How are you helping your clients to manage legislative and taxation issues around their transient workforce? For example, are there bi-lateral agreements with other jurisdictions or tax provisions to be aware of?

With respect to tax compliance, clients should use a payroll service or software that accommodates workers in all the US states and provides a fully compliant process for the payment and withholding of taxes for both employer and employee. Often this requires business registration in other states and cities, a new employer tax identification number and the filing of corporate tax returns and payment of taxes on revenue earned where employees are located. In order to avoid costly legal and financial surprises, it is critical that businesses carefully consider these issues with an accountant and/or tax attorney in connection with each jurisdiction where they permit employees to work.

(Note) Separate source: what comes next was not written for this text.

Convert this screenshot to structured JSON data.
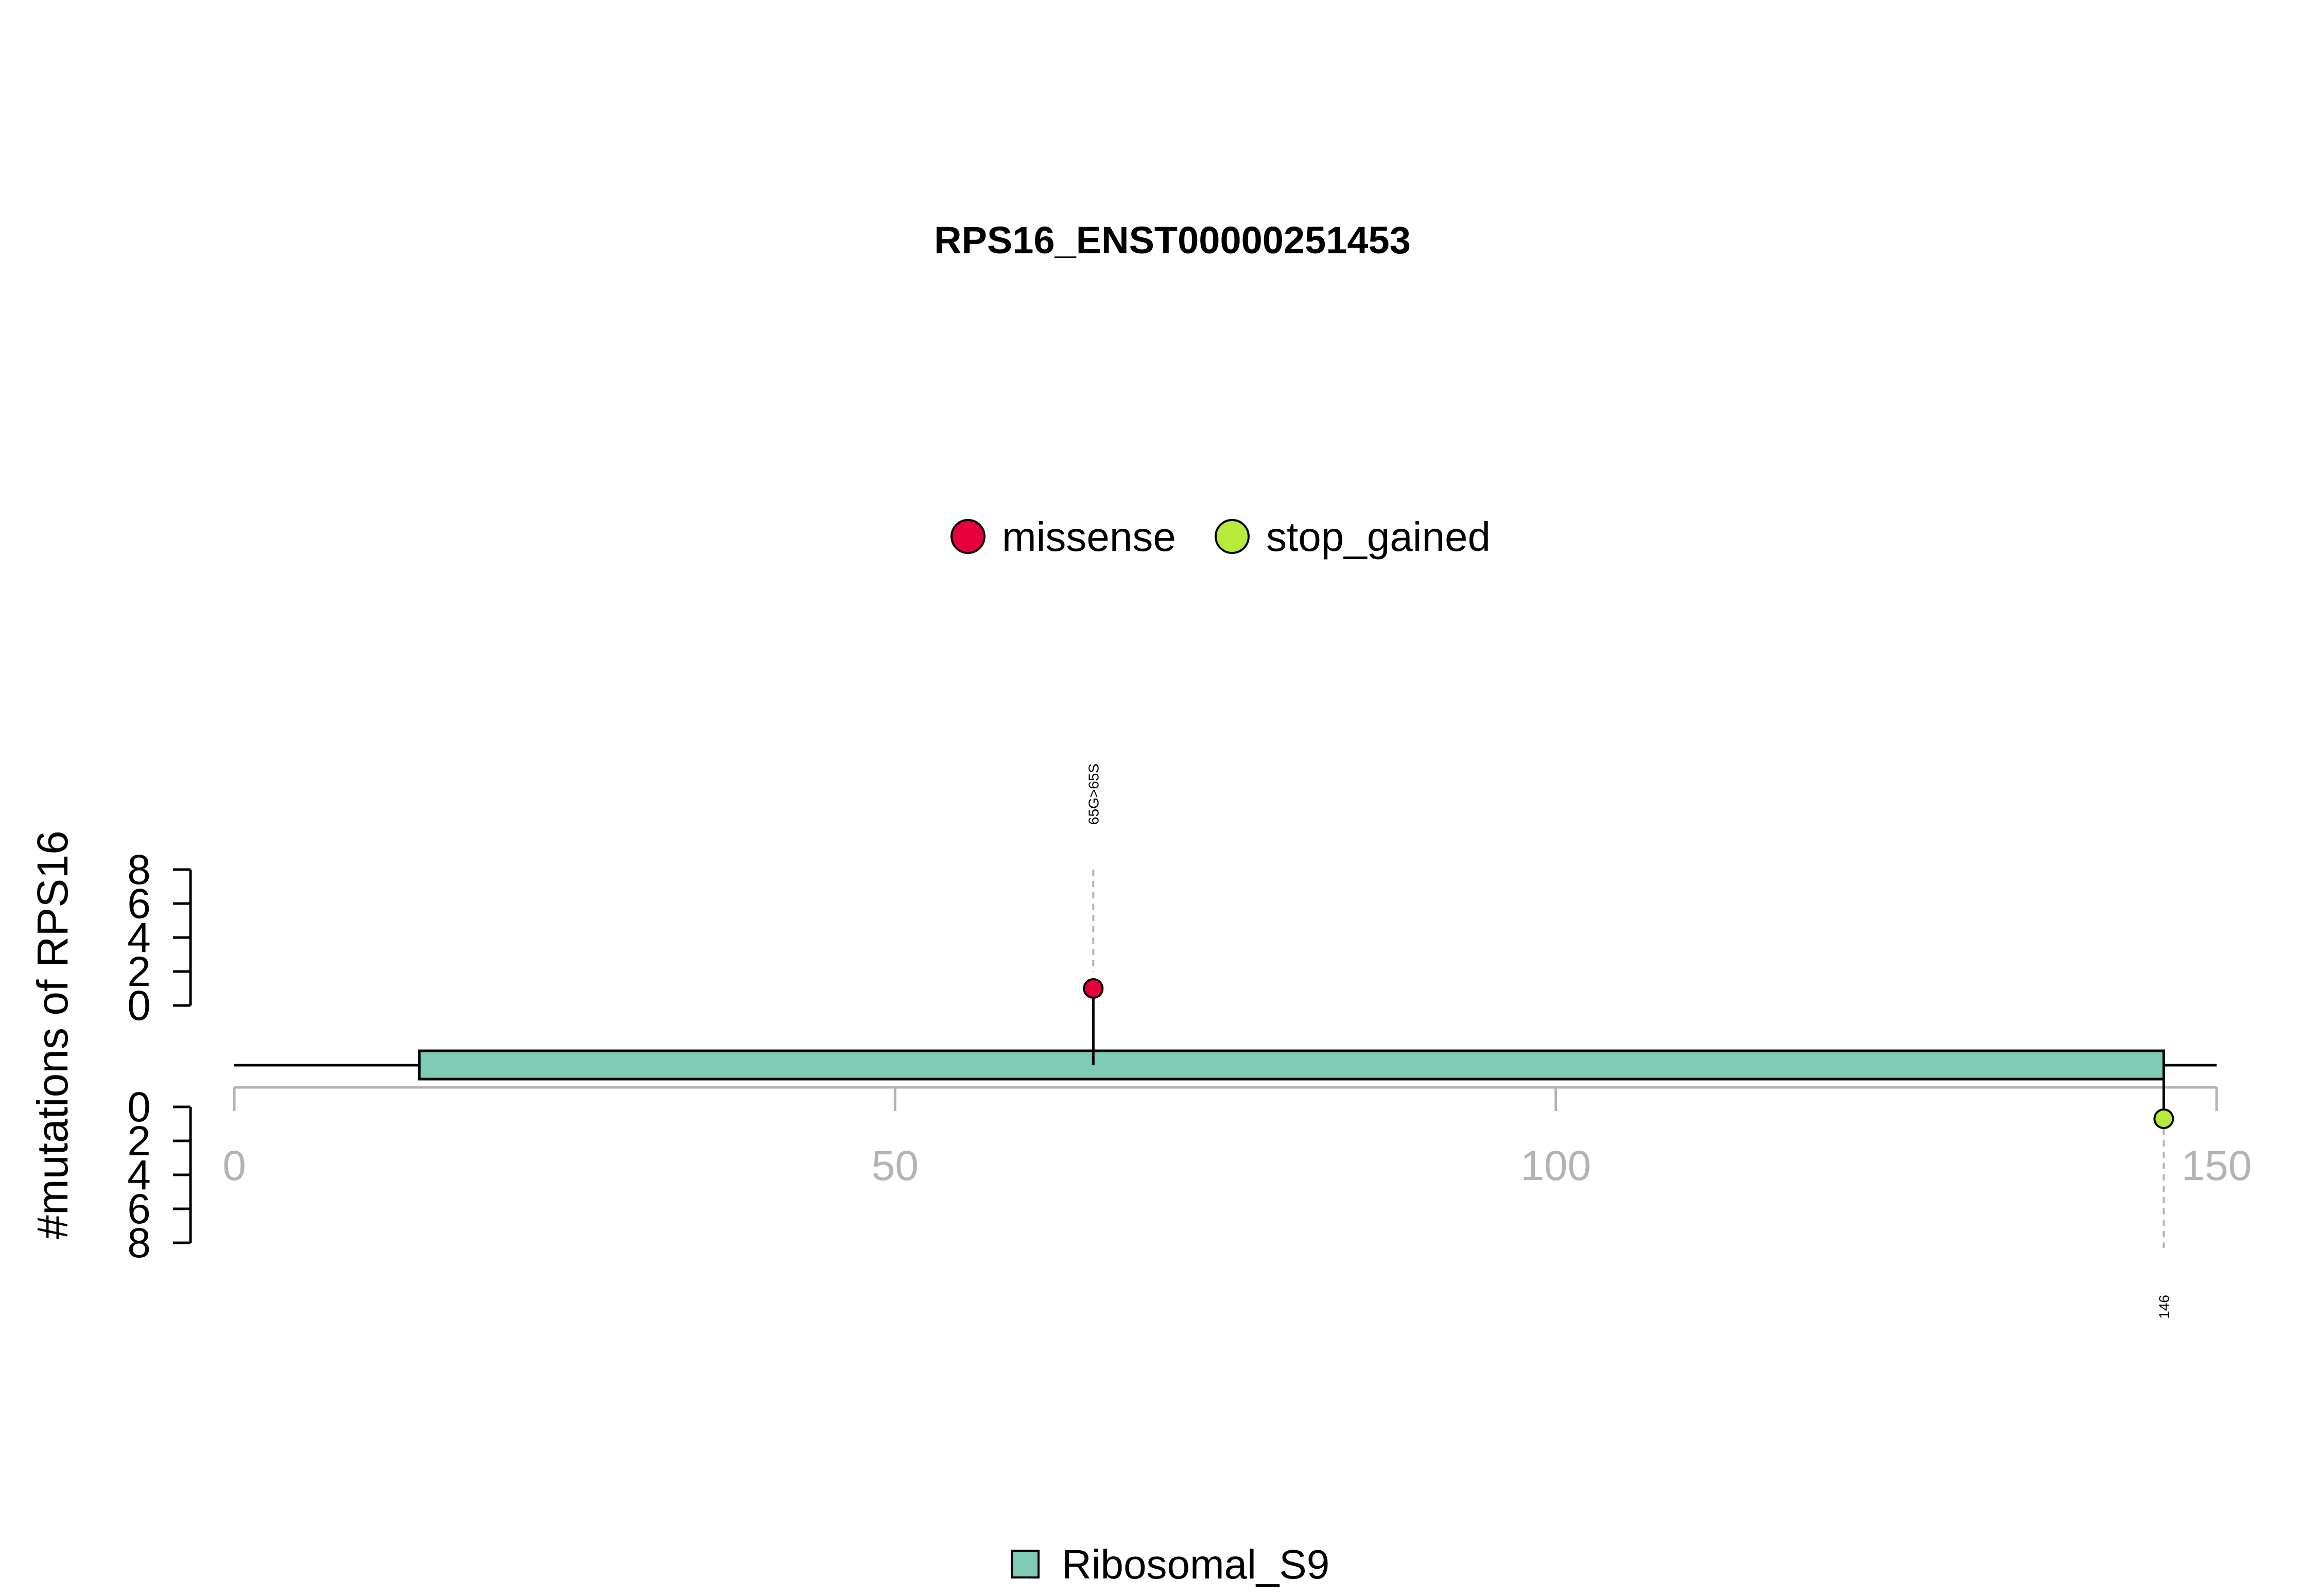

Employers should regularly review their personnel policies and practices and raise the level of internal sophistication in terms of human resources and personnel management. Companies are expected to comply with the laws applicable to the location where employees actually provide services even if the business does not have a physical presence or office location there. For a remote workforce within US borders, that would include compliance with federal and state laws and regulations, as well as local ordinances. Employment laws vary significantly across the states with the most common differences found in minimum wage requirements, the method and timing of payment of compensation, leaves of absence, paid sick time benefits, harassment and discrimination protections and employer recordkeeping requirements.

For US employees working outside the country, it is critical that employers get local legal and accounting assistance or risk being out of compliance in very significant ways.

TOP TIPS

Preserving company culture and retaining staff in flexible working arrangements

  • Preserving workplace culture requires careful thought about a company’s values and how to cultivate and encourage employees to embrace them. Employers need to develop new and interesting ways for employees to communicate with each other and get to know co-workers not in a centralised location. This may involve virtual coffee breaks, participatory activities, new ways to air concerns, as well as informal discussion and mentoring. Digital connections don’t in-and-of-themselves bind people together like personal working relationships ideally can do.
  • The most common complaints I hear from departing employees include the lack of training, inadequate supervision and the absence of enough person-to-person contact, including no real relationship with one’s supervisor. Not all employees work well remotely, and many supervisors are ineffective with employees who they don’t personally interact with on a regular basis.
  • Management training is more critical with the transition towards a transient workforce. Employers must reconsider how to incentivise and assess performance and how to communicate both strengths and shortcomings in a way that supports individual development. The shift towards a transient workforce is a major societal change requiring new thinking about optimal ways that people may work together while working apart.